O detalhe é a tela curva de 6,7 polegadas. Bonita e moderna, mas pode atrapalhar na pegada, já que as laterais ficam finas e deslizes de dedo nem sempre são naturais. Questão de gosto: alguns adoram, outros se sentem menos seguros no uso diário.
Tela e desempenho
O painel é de ótima qualidade, com cores vivas, brilho alto e fluidez. Tudo isso é sustentado pelo processador MediaTek Dimensity 8350, aliado a 12 GB de RAM. O conjunto lembra o desempenho de um Snapdragon 8 Gen 1, ficando apenas um degrau abaixo dos topos atuais.

Na prática, a experiência foi muito boa: sistema rápido, sem engasgos e com aquecimento baixo até em jogos. O Edge 60 Pro vem com Android 15 e garantia de 3 anos de atualização do sistema, mais 4 anos de segurança. É um suporte menor que o de concorrentes diretos, então depende do seu perfil de uso e tempo de permanência com o aparelho.

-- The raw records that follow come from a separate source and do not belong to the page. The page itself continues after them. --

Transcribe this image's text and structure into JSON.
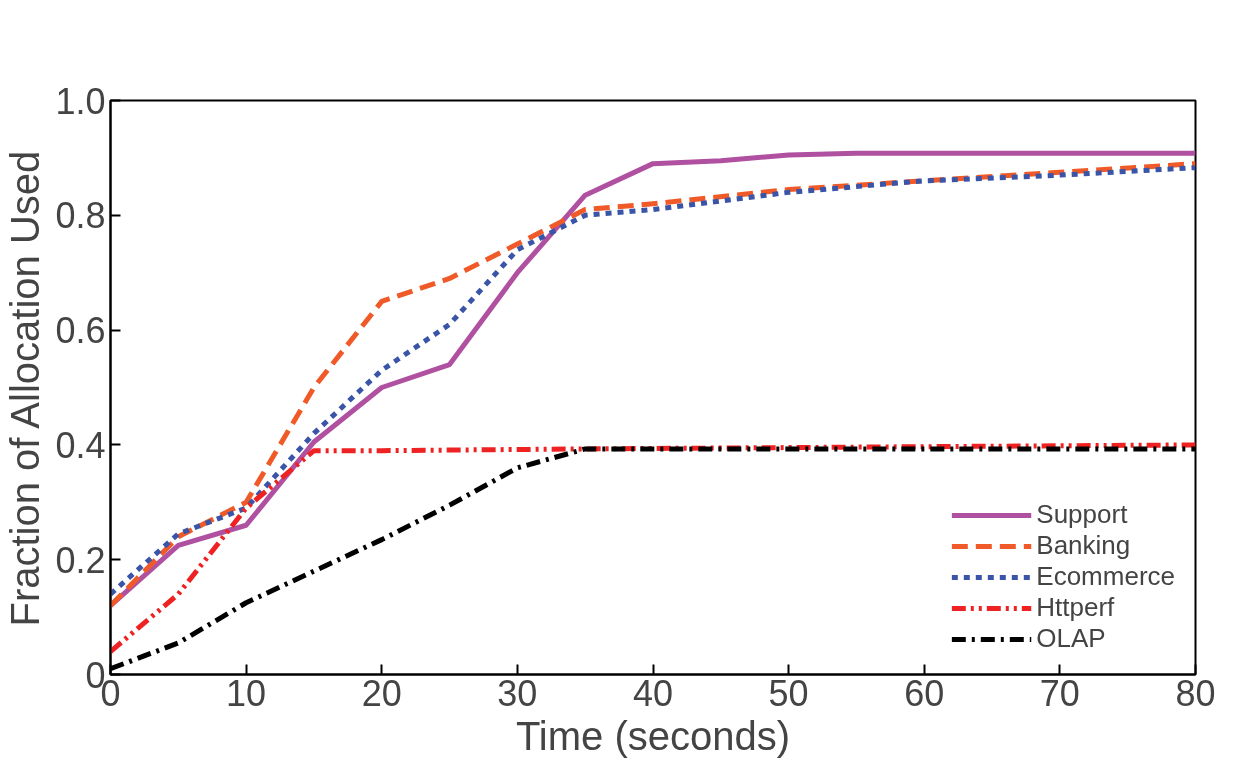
{
  "chart_data": {
    "type": "line",
    "xlabel": "Time (seconds)",
    "ylabel": "Fraction of Allocation Used",
    "xlim": [
      0,
      80
    ],
    "ylim": [
      0,
      1.0
    ],
    "xticks": [
      0,
      10,
      20,
      30,
      40,
      50,
      60,
      70,
      80
    ],
    "yticks": [
      {
        "value": 0,
        "label": "0"
      },
      {
        "value": 0.2,
        "label": "0.2"
      },
      {
        "value": 0.4,
        "label": "0.4"
      },
      {
        "value": 0.6,
        "label": "0.6"
      },
      {
        "value": 0.8,
        "label": "0.8"
      },
      {
        "value": 1.0,
        "label": "1.0"
      }
    ],
    "grid": false,
    "legend": "bottom right",
    "series": [
      {
        "name": "Support",
        "color": "#b050a0",
        "line_style": "solid",
        "x": [
          0,
          5,
          10,
          15,
          20,
          25,
          30,
          35,
          40,
          45,
          50,
          55,
          60,
          80
        ],
        "values": [
          0.12,
          0.225,
          0.26,
          0.405,
          0.5,
          0.54,
          0.7,
          0.835,
          0.89,
          0.895,
          0.905,
          0.908,
          0.908,
          0.908
        ]
      },
      {
        "name": "Banking",
        "color": "#f05a28",
        "line_style": "dashed",
        "x": [
          0,
          5,
          10,
          15,
          20,
          25,
          30,
          35,
          40,
          50,
          60,
          70,
          80
        ],
        "values": [
          0.12,
          0.24,
          0.3,
          0.5,
          0.65,
          0.69,
          0.75,
          0.81,
          0.82,
          0.845,
          0.86,
          0.875,
          0.89
        ]
      },
      {
        "name": "Ecommerce",
        "color": "#3a55a8",
        "line_style": "dotted",
        "x": [
          0,
          5,
          10,
          15,
          20,
          25,
          30,
          35,
          40,
          50,
          60,
          70,
          80
        ],
        "values": [
          0.14,
          0.245,
          0.29,
          0.42,
          0.53,
          0.61,
          0.74,
          0.8,
          0.81,
          0.84,
          0.86,
          0.87,
          0.883
        ]
      },
      {
        "name": "Httperf",
        "color": "#ee2222",
        "line_style": "dashdotdot",
        "x": [
          0,
          5,
          10,
          15,
          20,
          35,
          80
        ],
        "values": [
          0.04,
          0.14,
          0.29,
          0.39,
          0.39,
          0.393,
          0.4
        ]
      },
      {
        "name": "OLAP",
        "color": "#000000",
        "line_style": "dashdot",
        "x": [
          0,
          5,
          10,
          15,
          20,
          25,
          30,
          35,
          80
        ],
        "values": [
          0.01,
          0.055,
          0.125,
          0.18,
          0.235,
          0.295,
          0.36,
          0.393,
          0.393
        ]
      }
    ]
  }
}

Vale citar que, logo após a configuração inicial, vieram vários aplicativos pré-instalados que não agregam muito, algo que incomoda.
Software
A interface lembra bastante o “Android puro”, com adições próprias da Motorola. Nos recursos de IA, o foco foi na utilidade: criação de stickers para WhatsApp, resumos de notificações e sugestões de ajustes em fotos, como nivelamento automático. O Gemini do Google está presente e funciona bem, mas a Motorola ainda incluiu o Perplexity, que no meu caso quase não usei.
Câmeras
Aqui a Motorola mostra evolução. O conjunto é formado por:
Principal: 50 MP
Ultrawide: 50 MP
Zoom 3x: 10 MP
Frontal: 50 MP
As fotos surpreenderam positivamente em diversos cenários: dia, noite, contraluz. A velocidade de disparo também agradou, corrigindo uma antiga fraqueza da marca.

Comparando com o Galaxy S25, as imagens para redes sociais chegam a ser equivalentes. A diferença está no processamento: o Edge tende a clarear e remover sombras, deixando as fotos mais “agradáveis” mas menos realistas. Já a frontal se destacou pelo ângulo mais aberto, ótimo para selfies em grupo.

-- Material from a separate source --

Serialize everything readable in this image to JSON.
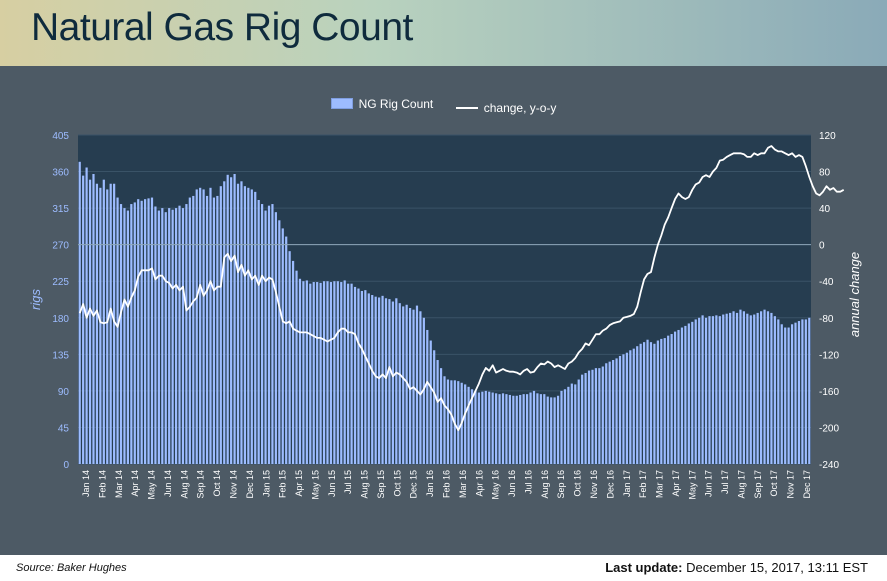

Em vídeo, ainda existem ajustes a melhorar, como variação de foco e exposição em algumas situações.
Bateria e carregamento
O Edge 60 Pro usa uma bateria de 6.000 mAh de silício-carbono, tecnologia que permite mais capacidade em um corpo fino. No dia a dia, conseguiu durar cerca de 26 a 27 horas totais, com algo em torno de 6 horas de tela ligada em uso moderado (YouTube, redes sociais, mensageiros).
O carregamento é rápido: 90 W com fio (carregador incluso) e suporte a recarga sem fio. A carga completa levou em torno de 1h30.
Conclusão
O Motorola Edge 60 Pro é um aparelho de muito bom gosto. Tem ótima construção, tela de qualidade, desempenho sólido e câmeras que finalmente competem de igual para igual com modelos de referência.

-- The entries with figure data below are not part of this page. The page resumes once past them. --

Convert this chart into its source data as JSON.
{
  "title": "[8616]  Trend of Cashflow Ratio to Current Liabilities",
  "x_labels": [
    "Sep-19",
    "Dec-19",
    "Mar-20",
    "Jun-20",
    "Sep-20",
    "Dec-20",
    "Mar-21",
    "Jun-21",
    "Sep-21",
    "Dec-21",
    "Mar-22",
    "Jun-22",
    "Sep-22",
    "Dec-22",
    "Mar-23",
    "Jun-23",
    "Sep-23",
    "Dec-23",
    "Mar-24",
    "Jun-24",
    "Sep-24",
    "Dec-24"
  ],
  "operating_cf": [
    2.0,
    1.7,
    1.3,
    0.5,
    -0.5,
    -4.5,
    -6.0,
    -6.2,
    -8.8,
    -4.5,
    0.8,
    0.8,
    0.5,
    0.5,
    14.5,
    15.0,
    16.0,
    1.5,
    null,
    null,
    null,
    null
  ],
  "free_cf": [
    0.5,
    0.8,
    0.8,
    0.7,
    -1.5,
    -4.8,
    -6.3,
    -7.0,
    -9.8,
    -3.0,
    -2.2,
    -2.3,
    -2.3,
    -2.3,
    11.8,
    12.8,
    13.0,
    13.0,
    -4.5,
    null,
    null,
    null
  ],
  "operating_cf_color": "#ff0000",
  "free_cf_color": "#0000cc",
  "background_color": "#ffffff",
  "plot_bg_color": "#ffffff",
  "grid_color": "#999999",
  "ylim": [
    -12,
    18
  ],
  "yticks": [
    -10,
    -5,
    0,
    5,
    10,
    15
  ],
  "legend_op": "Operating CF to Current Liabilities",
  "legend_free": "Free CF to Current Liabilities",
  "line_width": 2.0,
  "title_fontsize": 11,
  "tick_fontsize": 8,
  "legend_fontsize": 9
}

Não é perfeito: a pegada da tela curva divide opiniões, o software traz alguns apps desnecessários e o suporte a atualizações poderia ser maior. Além disso, a ausência de modo retrato em vídeo pode pesar para quem precisa desse recurso em produção de conteúdo.
Mas, olhando o pacote completo — design, performance, bateria e câmeras — é um aparelho que entrega o que promete para sua categoria, ou até mais.